Function operations are similar to the arithmetic operations you use with numbers. However, here you operate with entire functions rather than just individual numbers. These operations typically include addition, subtraction, multiplication, and division of functions. You simply apply the operation to the functions as wholes, much like you would add or multiply numbers.
For example, if you have two functions, say,

• \( f(x) = 5x - 1 \)
• \( g(x) = 3x + 2 \)

you can perform operations such as:

• **Addition:** \((f + g)(x) = f(x) + g(x) = (5x - 1) + (3x + 2) = 8x + 1\)
• **Subtraction:** \((f - g)(x) = f(x) - g(x) = (5x - 1) - (3x + 2) = 2x - 3\)
• **Multiplication:** \((f \cdot g)(x) = f(x) \cdot g(x) = (5x - 1)(3x + 2)\)
• **Division:** \(\left(\frac{f}{g}\right)(x) = \frac{f(x)}{g(x)} = \frac{5x - 1}{3x + 2}\)

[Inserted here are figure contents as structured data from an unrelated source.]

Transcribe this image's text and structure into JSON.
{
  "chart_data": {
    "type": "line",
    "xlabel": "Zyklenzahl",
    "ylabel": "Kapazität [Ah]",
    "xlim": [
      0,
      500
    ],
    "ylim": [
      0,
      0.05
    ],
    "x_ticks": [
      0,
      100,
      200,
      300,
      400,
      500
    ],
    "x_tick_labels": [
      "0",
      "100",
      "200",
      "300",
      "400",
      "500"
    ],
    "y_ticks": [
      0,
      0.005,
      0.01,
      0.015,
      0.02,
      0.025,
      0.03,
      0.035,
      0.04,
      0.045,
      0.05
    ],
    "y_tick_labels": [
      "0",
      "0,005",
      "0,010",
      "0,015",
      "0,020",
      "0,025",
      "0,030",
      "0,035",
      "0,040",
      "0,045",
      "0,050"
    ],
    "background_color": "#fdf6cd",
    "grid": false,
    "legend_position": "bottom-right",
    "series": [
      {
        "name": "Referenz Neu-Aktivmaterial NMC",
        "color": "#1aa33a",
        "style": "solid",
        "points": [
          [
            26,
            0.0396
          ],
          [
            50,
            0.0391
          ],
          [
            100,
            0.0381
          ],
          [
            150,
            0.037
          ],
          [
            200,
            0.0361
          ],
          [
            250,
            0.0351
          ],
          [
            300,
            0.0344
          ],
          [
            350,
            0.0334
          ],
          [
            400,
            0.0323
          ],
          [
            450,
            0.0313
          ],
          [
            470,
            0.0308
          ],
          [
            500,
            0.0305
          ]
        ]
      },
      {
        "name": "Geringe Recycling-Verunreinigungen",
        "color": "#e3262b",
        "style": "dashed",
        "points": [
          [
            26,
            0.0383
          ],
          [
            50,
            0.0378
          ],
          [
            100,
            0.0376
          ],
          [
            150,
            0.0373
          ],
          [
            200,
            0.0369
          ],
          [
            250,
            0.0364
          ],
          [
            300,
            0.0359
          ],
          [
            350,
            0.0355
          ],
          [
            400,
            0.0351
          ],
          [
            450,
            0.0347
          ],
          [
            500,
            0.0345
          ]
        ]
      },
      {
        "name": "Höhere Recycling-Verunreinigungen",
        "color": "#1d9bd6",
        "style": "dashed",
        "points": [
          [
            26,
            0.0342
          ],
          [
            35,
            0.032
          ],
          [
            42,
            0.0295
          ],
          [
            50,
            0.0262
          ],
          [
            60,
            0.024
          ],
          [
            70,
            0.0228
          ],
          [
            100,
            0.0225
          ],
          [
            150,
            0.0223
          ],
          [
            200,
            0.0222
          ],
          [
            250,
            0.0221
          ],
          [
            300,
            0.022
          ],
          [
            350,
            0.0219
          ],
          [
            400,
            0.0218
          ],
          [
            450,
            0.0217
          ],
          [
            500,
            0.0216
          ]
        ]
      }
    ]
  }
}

Each of these operations combines the functions in different ways, forming new functions.

Composition of functions is a more intricate operation than basic function operations. It involves applying one function to the results of another function. This operation essentially stacks functions on top of each other, creating complex mappings from inputs to outputs.
For example, let's consider the previously mentioned functions

• \( f(x) = 5x - 1 \)
• \( g(x) = 3x + 2 \)

The composition \( f(g(x)) \) involves substituting the entire function \( g(x) \) into \( f(x) \).
This is calculated as follows:

• Substitute \( g(x) = 3x + 2 \) into \( f(x) = 5x - 1 \)
• We get \( f(g(x)) = 5(3x + 2) - 1 = 15x + 9 \)

Similarly, for \( g(f(x)) \), substitute \( f(x) = 5x - 1 \) into \( g(x) = 3x + 2 \):

• \( g(f(x)) = 3(5x - 1) + 2 = 15x - 1 \)

Lastly, \( f(f(x)) \) means substituting \( f(x) \) back into itself:

• \( f(f(x)) = 5(5x - 1) - 1 = 25x - 6 \).

Composition is powerful because it allows us to build more complex functions from simple ones, enabling deeper analysis and greater control in mathematical modeling.

When tackling problems involving function operations and compositions, a step-by-step solution is crucial for clarity and understanding. Let's break down how such an approach serves to demystify the process:
To solve for compositions like \( f(g(x)) \), \( g(f(x)) \), and \( f(f(x)) \), follow these steps:

• **Step 1:** Identify each function provided. Here, \( f(x) = 5x - 1 \) and \( g(x) = 3x + 2 \).
• **Step 2:** Replace the variable in the first function with the entire second function. For \( f(g(x)) \), replace \( x \) in \( f(x) \) with \( g(x) \), i.e., \( 3x + 2 \).
• **Step 3:** Simplify the resulting expression by distributing and combining like terms. This transforms the nested functions into a new, single expression.
• **Step 4:** Repeat these substitutions for each required composition, ensuring accuracy at each step.

By methodically working through each step, students gain a clearer understanding of how compositions work and how they change function behavior. This structured approach not only helps solve specific problems but also equips learners with the skills to tackle similar challenges independently.